Cefaleia unilateral nevralgiforme, de curta duração com injecção conjuntival e lacrimejo (SUNCT)
Atinge sobretudo os homens. O quadro clínico pode ser mimetizado por lesões que envolvem a hipófise ou a zona posterior do cérebro, razão pela qual deve ser efectuado exame de imagem.

CTA

Duração da crise

Frequência

Distribuição por sexo

Cefaleia em salvas

De 15 a 180 minutos

De 1 cada 2 dias a 8/dia

> Sexo masculino

H P

De 2 a 30 minutos

> 5 por dia

> Sexo feminino

SUNCT

De 5 a 240 segundos

3-200/dia

> Sexo masculino

Tratamento
Cefaleia em Salvas

No tratamento sintomático das crises podem ser utilizados vários agentes terapêuticos: oxigenoterapia, com a administração do oxigénio por máscara por um período de 20 minutos seguido de 5 minutos de descanso, repetindo a administração se necessário; triptanos intra nasais ou em injecção subcutânea (contra-indicado nos doentes com hipertensão mal controlada, enfarte do miocárdio ou patologia vascular cerebral prévia); lidocaina (substância anestésica) em gotas por via intra nasal e ainda corticosteroides em casos mais complicados.

No tratamento preventivo os fármacos mais utilizados são verapamil e carbonato de lítio. Verapamil é um fármaco muito utilizado em Cardiologia, razão pelo qual o doente deverá efectuar controlo da tensão arterial, pulso e electrocardiograma ao longo do tratamento, já que o fármaco pode diminuir a condução cardíaca, a tensão arterial e a frequência cardíaca. O Carbonato de lítio é um fármaco utilizado em psiquiatria, mas a dose utilizado nos doentes com cefaleias em salvas é inferior à utilizada em psiquiatria. O efeito adverso principal é o hipotiroidismo. Vários fármacos anti-epilepticos têm também sido utilizados no tratamento preventivo.
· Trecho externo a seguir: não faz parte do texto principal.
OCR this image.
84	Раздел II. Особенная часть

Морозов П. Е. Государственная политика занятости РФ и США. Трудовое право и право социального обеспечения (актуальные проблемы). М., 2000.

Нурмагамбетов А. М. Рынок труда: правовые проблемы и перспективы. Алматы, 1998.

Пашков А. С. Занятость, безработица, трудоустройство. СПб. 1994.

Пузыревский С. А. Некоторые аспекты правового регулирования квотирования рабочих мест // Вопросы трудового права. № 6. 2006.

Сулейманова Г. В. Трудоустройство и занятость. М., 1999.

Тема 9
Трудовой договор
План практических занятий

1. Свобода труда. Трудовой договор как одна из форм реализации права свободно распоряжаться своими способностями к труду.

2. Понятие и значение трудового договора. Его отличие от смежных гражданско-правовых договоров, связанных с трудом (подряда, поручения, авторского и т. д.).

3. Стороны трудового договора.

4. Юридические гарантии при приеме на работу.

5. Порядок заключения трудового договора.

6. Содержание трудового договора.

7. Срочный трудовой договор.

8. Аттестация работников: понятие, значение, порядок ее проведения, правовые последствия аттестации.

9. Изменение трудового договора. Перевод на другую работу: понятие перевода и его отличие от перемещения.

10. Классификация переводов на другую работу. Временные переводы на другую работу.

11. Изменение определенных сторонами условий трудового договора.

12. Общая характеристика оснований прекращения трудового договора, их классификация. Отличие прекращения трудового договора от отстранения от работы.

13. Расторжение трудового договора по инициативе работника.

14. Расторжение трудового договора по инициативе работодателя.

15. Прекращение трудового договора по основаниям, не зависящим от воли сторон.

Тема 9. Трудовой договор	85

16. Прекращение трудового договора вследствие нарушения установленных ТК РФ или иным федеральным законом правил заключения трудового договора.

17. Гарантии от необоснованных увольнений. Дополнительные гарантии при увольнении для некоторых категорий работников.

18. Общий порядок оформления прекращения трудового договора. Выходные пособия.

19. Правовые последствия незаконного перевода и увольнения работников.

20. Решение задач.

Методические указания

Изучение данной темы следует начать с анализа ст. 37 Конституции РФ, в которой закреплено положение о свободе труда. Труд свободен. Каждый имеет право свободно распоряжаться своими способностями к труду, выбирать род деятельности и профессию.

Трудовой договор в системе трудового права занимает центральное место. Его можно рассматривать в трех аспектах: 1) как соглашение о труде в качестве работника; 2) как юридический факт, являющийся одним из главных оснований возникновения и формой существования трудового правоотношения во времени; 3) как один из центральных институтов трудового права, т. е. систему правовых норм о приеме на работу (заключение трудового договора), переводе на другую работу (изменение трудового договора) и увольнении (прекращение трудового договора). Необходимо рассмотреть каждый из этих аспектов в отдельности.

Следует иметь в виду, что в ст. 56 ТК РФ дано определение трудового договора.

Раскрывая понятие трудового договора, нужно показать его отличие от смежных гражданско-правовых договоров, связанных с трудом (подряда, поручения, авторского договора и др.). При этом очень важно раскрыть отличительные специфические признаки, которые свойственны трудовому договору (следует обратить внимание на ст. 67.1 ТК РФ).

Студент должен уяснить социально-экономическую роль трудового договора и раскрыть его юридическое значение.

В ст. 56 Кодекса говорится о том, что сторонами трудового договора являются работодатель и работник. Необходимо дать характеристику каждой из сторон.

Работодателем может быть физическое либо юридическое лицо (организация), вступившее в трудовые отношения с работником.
Nos casos refractários à terapêutica médica, pode ser efectuado o bloqueio anestésico do nervo grande occipital. Nos últimos tempos, tem vindo a ser utilizada a neuroestimulação hipotalâmica, a qual é uma técnica neurocirúrgica.
Hemicrânia paroxística

O tratamento deve ser feito com indometacina (anti-inflamatório não esteróide), medicamento de eleição, já que é mesmo requisito para o diagnóstico a resposta favorável ao fármaco. A duração do tratamento deve ser prolongada para além da fase dolorosa.

Cefaleia unilateral nevralgiforme, de curta duração com injecção conjuntival e lacrimejo (SUNCT)
É considerada a cefaleia mais resistente ao tratamento, frequentemente refractária à maioria dos fármacos. Recentemente, têm surgido estudos que apontam para a utilização de lamotrigina (um novo agente anti-epileptico) como o fármaco mais apropriado, por ter causado uma remissão parcial ou completa na maioria dos casos.